“Never be limited by other people’s limited imaginations.”
—Dr. Mae Jemison, first African-American female astronaut
“Laundry is the only thing that should be separated by color.” — Unknown
“Africa’s not a colour- it’s a place.”
— Trevor Noah
“From my point of view, no label, no slogan, no party, no skin color, and indeed no religion is more important than the human being.”
— James Baldwin
“No one ever talks about the moment you found that you were white. Or the moment you found out you were black. That’s a profound revelation. The minute you find that out, something happens. You have to renegotiate everything.”
— Toni Morrison
Black History Month, (African-American History Month in the U.S.) takes place in Canada, the United Kingdom, the Netherlands and the United States. The months are dedicated to remembering important people and events in the history of the African diaspora. It is celebrated annually in the United States and Canada in February, and in the United Kingdom, the Netherlands and Republic of Ireland in October.

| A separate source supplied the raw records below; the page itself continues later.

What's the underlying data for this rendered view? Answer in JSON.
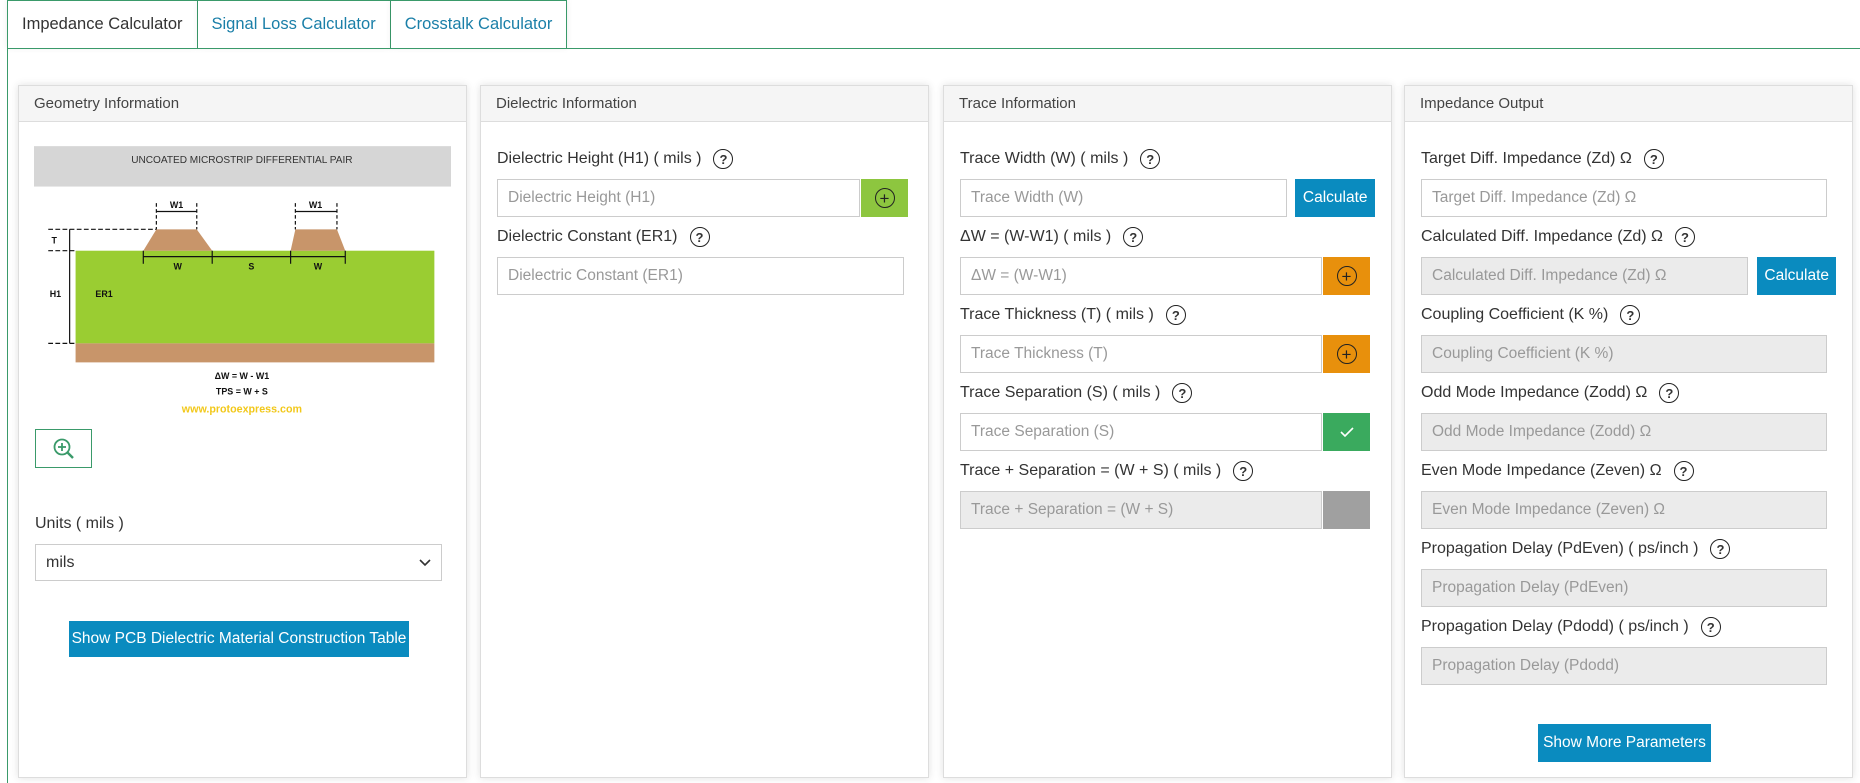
{
  "tabs": [
    {
      "label": "Impedance Calculator",
      "active": true
    },
    {
      "label": "Signal Loss Calculator",
      "active": false
    },
    {
      "label": "Crosstalk Calculator",
      "active": false
    }
  ],
  "geometry": {
    "title": "Geometry Information",
    "diagram": {
      "banner": "UNCOATED MICROSTRIP DIFFERENTIAL PAIR",
      "labels": {
        "w1": "W1",
        "t": "T",
        "h1": "H1",
        "er1": "ER1",
        "w": "W",
        "s": "S"
      },
      "formula1": "ΔW = W - W1",
      "formula2": "TPS = W + S",
      "website": "www.protoexpress.com"
    },
    "units_label": "Units ( mils )",
    "units_value": "mils",
    "table_button": "Show PCB Dielectric Material Construction Table"
  },
  "dielectric": {
    "title": "Dielectric Information",
    "fields": [
      {
        "label": "Dielectric Height (H1) ( mils )",
        "placeholder": "Dielectric Height (H1)"
      },
      {
        "label": "Dielectric Constant (ER1)",
        "placeholder": "Dielectric Constant (ER1)"
      }
    ]
  },
  "trace": {
    "title": "Trace Information",
    "calculate": "Calculate",
    "fields": [
      {
        "label": "Trace Width (W) ( mils )",
        "placeholder": "Trace Width (W)"
      },
      {
        "label": "ΔW = (W-W1) ( mils )",
        "placeholder": "ΔW = (W-W1)"
      },
      {
        "label": "Trace Thickness (T) ( mils )",
        "placeholder": "Trace Thickness (T)"
      },
      {
        "label": "Trace Separation (S) ( mils )",
        "placeholder": "Trace Separation (S)"
      },
      {
        "label": "Trace + Separation = (W + S) ( mils )",
        "placeholder": "Trace + Separation = (W + S)"
      }
    ]
  },
  "output": {
    "title": "Impedance Output",
    "calculate": "Calculate",
    "more_button": "Show More Parameters",
    "fields": [
      {
        "label": "Target Diff. Impedance (Zd) Ω",
        "placeholder": "Target Diff. Impedance (Zd) Ω"
      },
      {
        "label": "Calculated Diff. Impedance (Zd) Ω",
        "placeholder": "Calculated Diff. Impedance (Zd) Ω"
      },
      {
        "label": "Coupling Coefficient (K %)",
        "placeholder": "Coupling Coefficient (K %)"
      },
      {
        "label": "Odd Mode Impedance (Zodd) Ω",
        "placeholder": "Odd Mode Impedance (Zodd) Ω"
      },
      {
        "label": "Even Mode Impedance (Zeven) Ω",
        "placeholder": "Even Mode Impedance (Zeven) Ω"
      },
      {
        "label": "Propagation Delay (PdEven) ( ps/inch )",
        "placeholder": "Propagation Delay (PdEven)"
      },
      {
        "label": "Propagation Delay (Pdodd) ( ps/inch )",
        "placeholder": "Propagation Delay (Pdodd)"
      }
    ]
  },
  "help_symbol": "?",
  "colors": {
    "accent_green": "#3a9a6a",
    "button_blue": "#0a8bbf",
    "addon_lime": "#8dc63f",
    "addon_orange": "#e8900c",
    "addon_check": "#3aaa5e",
    "addon_gray": "#a0a0a0",
    "dielectric": "#9acd32",
    "copper": "#c8956a"
  }
}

In 1926, American historian Carter G. Woodson and the Association for the Study of Negro Life and History announced that the second week of February would be known as “Negro History Week”, because it coincided with the birthday of Abraham Lincoln (12th February) and of Frederick Douglass (14th February). Black communities had celebrated these dated together in the United States since the late 19th century.
The organisers were hoping to encourage the teaching of the Black American history throughout public schools. From a slow start, and with some persistence, the movement grew. According to Wikipedia, by 1929, Negro History Week was met with enthusiastic response; it prompted the creation of black history clubs, an increase in interest among teachers, and interest from progressive white people. Negro History Week grew in popularity throughout the following decades, with mayors across the United States endorsing it as a holiday.
Black History month is a bittersweet period. Perhaps it hasn’t quite found it’s groove yet. It’s hard to look back at slavery at the same time as celebrating blackness. It really is. But awareness is overall a positive thing.
In Brazil, Dia da Consciência Negra (Black Consciousness Day) is on November 20. It is a day “to celebrate a regained awareness by the black community about their great worth and contribution to the country.” Members of “Black Movement” organise educational and fun events to change the perception of Africans’ inferiority in Brazilian society.